TOKYO (Reuters) - Japan's securities regulator plans to ask the U.S. Securities and Exchange Commission (SEC) to cooperate in a widening probe of insider trading in Japanese shares, two sources with knowledge of the situation said on Saturday.
Japan to ask SEC to join insider trading crackdown: sources

Japan's Securities and Exchange Surveillance Commission (SESC) believes confidential information on a planned share offering by Tokyo Electric Power Co. in 2010 was leaked to American investors, according to the sources, who asked not to be named because the investigation remains ongoing.
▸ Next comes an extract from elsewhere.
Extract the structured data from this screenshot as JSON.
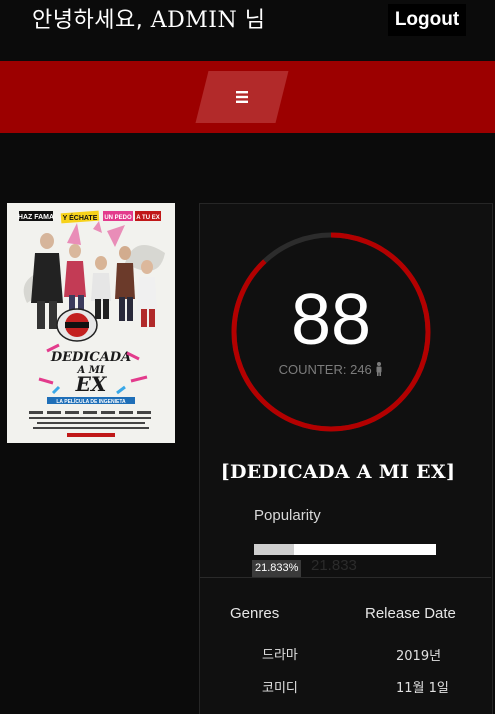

The identity of the U.S. investors was not immediately clear. The move to involve the SEC in the probe marks an escalation of a crackdown on a practice that Japanese securities regulators believe has become widespread in the Tokyo market in recent years.

In the deals under investigation, investors were tipped off about planned share offerings by the brokerages involved, then short-sold the shares. They were then allowed to buy back into the offering to close the position at a profit, people involved in the investigation have said.
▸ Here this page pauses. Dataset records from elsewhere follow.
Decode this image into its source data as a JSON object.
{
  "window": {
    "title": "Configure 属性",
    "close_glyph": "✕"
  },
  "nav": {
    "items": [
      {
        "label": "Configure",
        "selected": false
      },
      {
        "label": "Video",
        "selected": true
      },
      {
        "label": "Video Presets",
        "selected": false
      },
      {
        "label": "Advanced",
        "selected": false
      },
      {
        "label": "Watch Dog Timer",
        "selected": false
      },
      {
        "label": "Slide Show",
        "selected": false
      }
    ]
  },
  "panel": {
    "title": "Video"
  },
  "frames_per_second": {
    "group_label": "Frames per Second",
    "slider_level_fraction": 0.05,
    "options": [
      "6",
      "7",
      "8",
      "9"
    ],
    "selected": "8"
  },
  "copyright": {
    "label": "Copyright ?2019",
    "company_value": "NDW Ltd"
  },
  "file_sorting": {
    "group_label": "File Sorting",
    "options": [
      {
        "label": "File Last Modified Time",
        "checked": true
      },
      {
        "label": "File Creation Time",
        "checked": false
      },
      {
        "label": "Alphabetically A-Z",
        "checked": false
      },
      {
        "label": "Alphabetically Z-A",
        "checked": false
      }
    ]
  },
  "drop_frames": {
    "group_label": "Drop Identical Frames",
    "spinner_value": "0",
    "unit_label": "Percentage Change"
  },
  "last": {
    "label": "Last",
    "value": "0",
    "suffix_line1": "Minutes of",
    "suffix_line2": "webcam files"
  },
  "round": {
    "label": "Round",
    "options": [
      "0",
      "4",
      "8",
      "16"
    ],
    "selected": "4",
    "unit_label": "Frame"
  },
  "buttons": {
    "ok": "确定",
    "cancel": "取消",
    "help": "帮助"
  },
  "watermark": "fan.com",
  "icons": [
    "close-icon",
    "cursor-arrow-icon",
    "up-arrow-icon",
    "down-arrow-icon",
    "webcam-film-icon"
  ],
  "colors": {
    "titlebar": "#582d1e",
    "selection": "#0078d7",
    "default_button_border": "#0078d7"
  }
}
Japanese officials who have been investigating the role of Nomura Securities Co. in insider trading cases believe information regarding the Tokyo Electric offer leaked from Nomura to the U.S. investors through a third party, the sources said.

The SESC plans to ask foreign securities regulators to cooperate with the ongoing investigation if there is evidence to suggest investors in other countries profited from the same leak of insider information.

The SESC has declined to comment on the details of its ongoing investigation.

On Friday, Nomura replaced the head of institutional sales at its core securities unit.

A source with knowledge of the matter said Kenichi Ishitomi had been asked to relinquish his post to focus on cooperating with the SESC probe.

SUSPICIONS

The SESC intensified its inquiry into Nomura in late April, sending officials to the bank's offices in Tokyo to investigate regulator's suspicions that it had tipped off clients about a number of deals.

Regulators made the move after failing to obtain information they were seeking in an earlier phase of the investigation, sources have said.

In late May, Nomura was linked to a second insider trading case in two months. In both cases, sources say employees tipped off a fund management client about share offerings it was underwriting before they were made public.

After the second case became public, Nomura said it had appointed a panel of outside lawyers to conduct an investigation of its own.

Nomura said it would use the review to decide how to improve operations, and whether any of its staff would be disciplined. The brokerage also said it was also cooperating with the SESC.

The SESC has sought a fine against the fund management arm of Sumitomo Mitsui Trust Holdings and Tokyo-based asset manager Asuka Asset Management for suspicion of insider trading.